Besonders tragisch ist laut Albertz, dass die „protestantische Theologie, welche die erste Menschenrechtsbewegung in Europa mit initiiert hatte, besonders in Deutschland den Anschluss an die weitere Entwicklung der Menschenrechte in der Moderne“ verlor: „Während in den USA bei der Erklärung der Menschenrechte ein Bezug auf die biblische Tradition immer noch erkennbar war, sind doch auf der berühmten amerikanischen Freiheitsglocke Worte aus dem alttestamentlichen Jobeljahrgesetz: „Proclaim Liberty throughout all the land unto all the inhabitants thereof” (Verkünde im Lande die Freiheit für alle seine Bewohner; Lev 25,10) eingraviert, wurden die grundlegenden Freiheitsrechte seit der Französischen Revolution in Europa vorwiegend außerhalb Deutschlands, abseits der Kirchen und teilweise sogar gegen sie und ihre Theologie entwickelt und durchgekämpft. Erst seit 50 Jahren bemühen wir uns theologisch und kirchlich ernsthaft um eine Korrektur, ohne aber die Fehlentwicklungen und theologischen Irrtümer klar zu benennen.“
Folgende wörtliche Passage aus dem Manuskript von Prof. Albertz zeigt die Aktualität der alttestamentlichen Botschaft. Totalitärer Herrschaftsanspruch und menschenverachtende Zynismus ergänzen sich auf perfide Weise:
„Dass in Ex 1–14 der Vorgang einer politischen Befreiung geschildert wird, steht außer Frage.14 In den Kapiteln 1 und 5 des Exodusbuches wird auf drastische Weise die Unterdrückung einer fremdländischen Minorität geschildert: Der Pharao wird in Ex 1,9–10 als ein echter Demagoge vorgestellt, der absichtlich den Fremdenhass gegen die Israeliten in seinem Lande schürt, indem er behauptet, sie würden bald die Ägypter an Zahl überflügeln und im Krisenfall mit deren Feinden paktieren.

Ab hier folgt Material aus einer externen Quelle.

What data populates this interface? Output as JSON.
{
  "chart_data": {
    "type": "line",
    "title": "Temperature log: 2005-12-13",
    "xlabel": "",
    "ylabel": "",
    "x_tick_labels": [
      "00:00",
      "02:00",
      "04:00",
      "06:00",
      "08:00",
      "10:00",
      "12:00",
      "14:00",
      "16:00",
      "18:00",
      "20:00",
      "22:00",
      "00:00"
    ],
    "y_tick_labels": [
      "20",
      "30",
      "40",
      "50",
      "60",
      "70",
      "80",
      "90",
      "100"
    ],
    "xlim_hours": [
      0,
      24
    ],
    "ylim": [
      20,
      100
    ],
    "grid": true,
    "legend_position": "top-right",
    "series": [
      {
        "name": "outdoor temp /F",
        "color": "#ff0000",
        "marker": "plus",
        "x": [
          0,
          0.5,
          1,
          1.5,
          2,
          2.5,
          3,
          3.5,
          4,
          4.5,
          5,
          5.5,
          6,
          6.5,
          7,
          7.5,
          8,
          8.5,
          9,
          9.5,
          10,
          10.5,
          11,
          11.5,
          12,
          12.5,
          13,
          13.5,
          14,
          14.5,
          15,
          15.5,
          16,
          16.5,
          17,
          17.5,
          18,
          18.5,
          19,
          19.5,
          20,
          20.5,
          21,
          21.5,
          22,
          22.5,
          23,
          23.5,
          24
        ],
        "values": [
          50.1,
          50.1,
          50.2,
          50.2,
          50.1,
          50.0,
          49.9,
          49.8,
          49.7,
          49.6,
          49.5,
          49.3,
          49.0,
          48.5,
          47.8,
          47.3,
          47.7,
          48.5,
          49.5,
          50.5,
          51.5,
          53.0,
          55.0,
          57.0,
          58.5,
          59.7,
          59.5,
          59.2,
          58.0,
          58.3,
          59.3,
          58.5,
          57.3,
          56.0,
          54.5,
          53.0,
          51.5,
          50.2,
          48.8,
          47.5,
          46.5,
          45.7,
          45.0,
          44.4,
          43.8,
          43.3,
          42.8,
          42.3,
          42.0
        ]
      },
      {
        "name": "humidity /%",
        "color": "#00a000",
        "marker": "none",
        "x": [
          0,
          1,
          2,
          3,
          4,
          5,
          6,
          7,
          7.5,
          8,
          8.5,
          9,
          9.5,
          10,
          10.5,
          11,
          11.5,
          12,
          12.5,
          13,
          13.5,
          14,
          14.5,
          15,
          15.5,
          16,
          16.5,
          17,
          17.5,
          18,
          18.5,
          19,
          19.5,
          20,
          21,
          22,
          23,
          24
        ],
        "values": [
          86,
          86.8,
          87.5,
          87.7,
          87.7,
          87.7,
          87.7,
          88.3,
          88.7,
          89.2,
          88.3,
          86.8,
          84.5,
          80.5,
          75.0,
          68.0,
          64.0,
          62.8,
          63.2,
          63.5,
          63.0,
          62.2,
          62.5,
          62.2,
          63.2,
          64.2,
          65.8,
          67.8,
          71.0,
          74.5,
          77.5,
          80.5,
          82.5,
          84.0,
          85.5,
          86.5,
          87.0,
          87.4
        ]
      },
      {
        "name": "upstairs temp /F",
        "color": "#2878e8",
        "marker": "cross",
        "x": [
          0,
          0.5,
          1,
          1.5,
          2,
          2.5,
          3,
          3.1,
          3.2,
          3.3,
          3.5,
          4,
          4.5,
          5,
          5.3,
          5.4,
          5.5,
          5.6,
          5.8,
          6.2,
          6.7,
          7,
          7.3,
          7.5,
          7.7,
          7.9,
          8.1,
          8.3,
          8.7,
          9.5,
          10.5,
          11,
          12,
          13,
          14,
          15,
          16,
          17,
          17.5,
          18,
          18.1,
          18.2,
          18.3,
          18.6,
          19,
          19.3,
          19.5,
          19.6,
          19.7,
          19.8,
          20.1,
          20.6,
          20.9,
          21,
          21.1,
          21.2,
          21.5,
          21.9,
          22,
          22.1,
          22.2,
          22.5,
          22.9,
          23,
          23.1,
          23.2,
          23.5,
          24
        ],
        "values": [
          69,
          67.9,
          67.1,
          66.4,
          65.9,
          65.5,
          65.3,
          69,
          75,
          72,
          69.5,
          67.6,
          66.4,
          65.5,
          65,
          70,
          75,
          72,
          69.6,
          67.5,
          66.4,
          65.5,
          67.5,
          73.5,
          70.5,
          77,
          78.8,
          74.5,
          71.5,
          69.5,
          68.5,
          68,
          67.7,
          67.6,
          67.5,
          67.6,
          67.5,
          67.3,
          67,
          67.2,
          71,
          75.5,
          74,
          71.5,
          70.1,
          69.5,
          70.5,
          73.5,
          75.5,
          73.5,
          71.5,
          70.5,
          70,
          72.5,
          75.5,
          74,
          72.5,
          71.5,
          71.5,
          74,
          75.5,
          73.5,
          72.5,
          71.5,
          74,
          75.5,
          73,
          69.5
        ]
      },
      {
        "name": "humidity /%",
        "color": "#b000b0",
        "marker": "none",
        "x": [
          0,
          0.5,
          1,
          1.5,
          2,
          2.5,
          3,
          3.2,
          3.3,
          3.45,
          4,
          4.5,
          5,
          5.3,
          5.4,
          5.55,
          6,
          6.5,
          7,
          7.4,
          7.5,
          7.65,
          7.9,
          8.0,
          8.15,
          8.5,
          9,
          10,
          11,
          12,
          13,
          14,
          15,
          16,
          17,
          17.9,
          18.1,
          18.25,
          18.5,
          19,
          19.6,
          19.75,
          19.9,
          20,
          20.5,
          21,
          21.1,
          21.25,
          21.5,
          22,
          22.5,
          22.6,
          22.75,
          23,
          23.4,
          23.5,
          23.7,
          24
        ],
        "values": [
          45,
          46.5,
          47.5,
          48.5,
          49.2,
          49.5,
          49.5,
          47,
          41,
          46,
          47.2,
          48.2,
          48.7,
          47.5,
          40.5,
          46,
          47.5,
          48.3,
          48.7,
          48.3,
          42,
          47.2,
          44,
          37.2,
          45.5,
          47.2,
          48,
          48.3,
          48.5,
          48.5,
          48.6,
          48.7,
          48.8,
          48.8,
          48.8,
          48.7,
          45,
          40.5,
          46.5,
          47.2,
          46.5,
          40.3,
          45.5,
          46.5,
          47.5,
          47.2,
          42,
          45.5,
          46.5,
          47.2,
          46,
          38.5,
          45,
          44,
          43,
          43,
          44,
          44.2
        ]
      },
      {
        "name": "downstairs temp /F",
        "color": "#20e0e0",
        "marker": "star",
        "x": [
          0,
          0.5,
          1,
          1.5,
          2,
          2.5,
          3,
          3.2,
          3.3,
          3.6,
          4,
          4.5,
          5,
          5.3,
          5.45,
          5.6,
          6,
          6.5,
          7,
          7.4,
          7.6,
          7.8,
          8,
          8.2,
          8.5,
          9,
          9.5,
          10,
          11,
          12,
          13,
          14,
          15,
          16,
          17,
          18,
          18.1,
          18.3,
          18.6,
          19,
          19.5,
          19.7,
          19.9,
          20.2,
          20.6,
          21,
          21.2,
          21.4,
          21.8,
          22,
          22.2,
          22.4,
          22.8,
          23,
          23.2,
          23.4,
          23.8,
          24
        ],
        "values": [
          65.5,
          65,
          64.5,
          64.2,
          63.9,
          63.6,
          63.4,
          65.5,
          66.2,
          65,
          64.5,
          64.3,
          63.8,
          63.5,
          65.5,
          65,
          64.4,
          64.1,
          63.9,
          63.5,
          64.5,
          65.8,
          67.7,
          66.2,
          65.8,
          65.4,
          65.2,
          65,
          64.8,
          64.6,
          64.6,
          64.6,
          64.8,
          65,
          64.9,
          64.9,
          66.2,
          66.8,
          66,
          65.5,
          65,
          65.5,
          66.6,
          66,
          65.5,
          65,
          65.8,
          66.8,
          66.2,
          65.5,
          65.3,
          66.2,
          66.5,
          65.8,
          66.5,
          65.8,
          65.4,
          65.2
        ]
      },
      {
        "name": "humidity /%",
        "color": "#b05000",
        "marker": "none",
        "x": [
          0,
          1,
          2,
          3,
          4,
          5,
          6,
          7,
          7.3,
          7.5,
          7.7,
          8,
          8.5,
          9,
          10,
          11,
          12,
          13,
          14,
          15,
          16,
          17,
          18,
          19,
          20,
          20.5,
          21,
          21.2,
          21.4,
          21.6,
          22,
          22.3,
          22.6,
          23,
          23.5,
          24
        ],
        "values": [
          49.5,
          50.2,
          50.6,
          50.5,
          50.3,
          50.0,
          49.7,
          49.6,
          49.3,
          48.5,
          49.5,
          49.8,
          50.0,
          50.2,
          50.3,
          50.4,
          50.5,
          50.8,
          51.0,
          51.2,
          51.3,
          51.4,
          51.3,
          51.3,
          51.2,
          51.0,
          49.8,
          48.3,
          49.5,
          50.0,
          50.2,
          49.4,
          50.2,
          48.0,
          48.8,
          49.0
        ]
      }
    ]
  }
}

Die staatliche Fronarbeit, die er verordnet, soll die hebräische Volksgruppe planvoll dezimieren: Eine Vernichtung durch Arbeit (V. 11–12), erschreckend ähnlich dem späteren Konzept der Nazis! Von dieser vernichtenden Ausbeutung sollen auch die Einheimischen profitieren (V. 13–14), welche die Israeliten auf ihren Ländereien einsetzen dürfen, so wie die Industriebetriebe in den KZ-Außenlagern. Als die Dezimierung durch Fronarbeit nicht recht funktioniert, beschließt der Pharao, alle männlichen hebräischen Babys umbringen zu lassen (V. 15–16.22). Das zielt auf die biologische Ausrottung, auf Genozid. Der menschenverachtende Zynismus und totalitäre Herrschaftsanspruch des Pharaos, unter dem die hebräischen Fronarbeiter zu leiden hatten, werden insbesondere in Ex 5 geschildert. Als Mose und Aaron um Urlaub für das Volk bitten, um einen Gottesdienst für JHWH in der nahen Wüste feiern zu können (Ex 5,3), nimmt der Pharao dies zum Anlass, auf schikanöse Weise den Arbeitssoll der Fronarbeiter zu erhöhen. Sie müssen sich bei der Lehmziegelherstellung künftig das Stroh selber von den Stoppeln der Äcker zusammensuchen, aber trotzdem denselben Tagessoll an Lehmziegeln abliefern wie zuvor (V. 6–10). Die Arbeitsunterbrechung für einen Gottesdienst ist für den Pharao nur ein Zeichen von Faulheit; der Gottesdienst bildet für ihn die gefährliche Gelegenheit, „nach Lügenworten Ausschau zu halten“ (V. 9). Die brutale Bestrafung der hebräischen Vorarbeiter wegen der Unterschreitung des Arbeitssolls soll die Solidarität unter den Fronarbeitern zerstören (V. 14–19). Die ununterbrochene Monotonie der Arbeit unter den Schlägen der Aufseher soll den Israeliten jeden Lebensmut rauben. Auch hier drängt sich der Vergleich zur Zwangsarbeit in den KZ’s und GULAG’s des 20. Jahrhunderts auf.“
Rainer Albertz, geb. 1943, Sohn des ehemaligen Berliner Regierenden Bürgermeisters Heinrich Albertz, lehrte bis zu seiner Emeritierung das Fach Altes Testament an der Evangelisch-Theologischen Fakultät Münster/Westfalen. Seit eineinhalb Jahren wohnt er mit seiner Frau in Weingarten.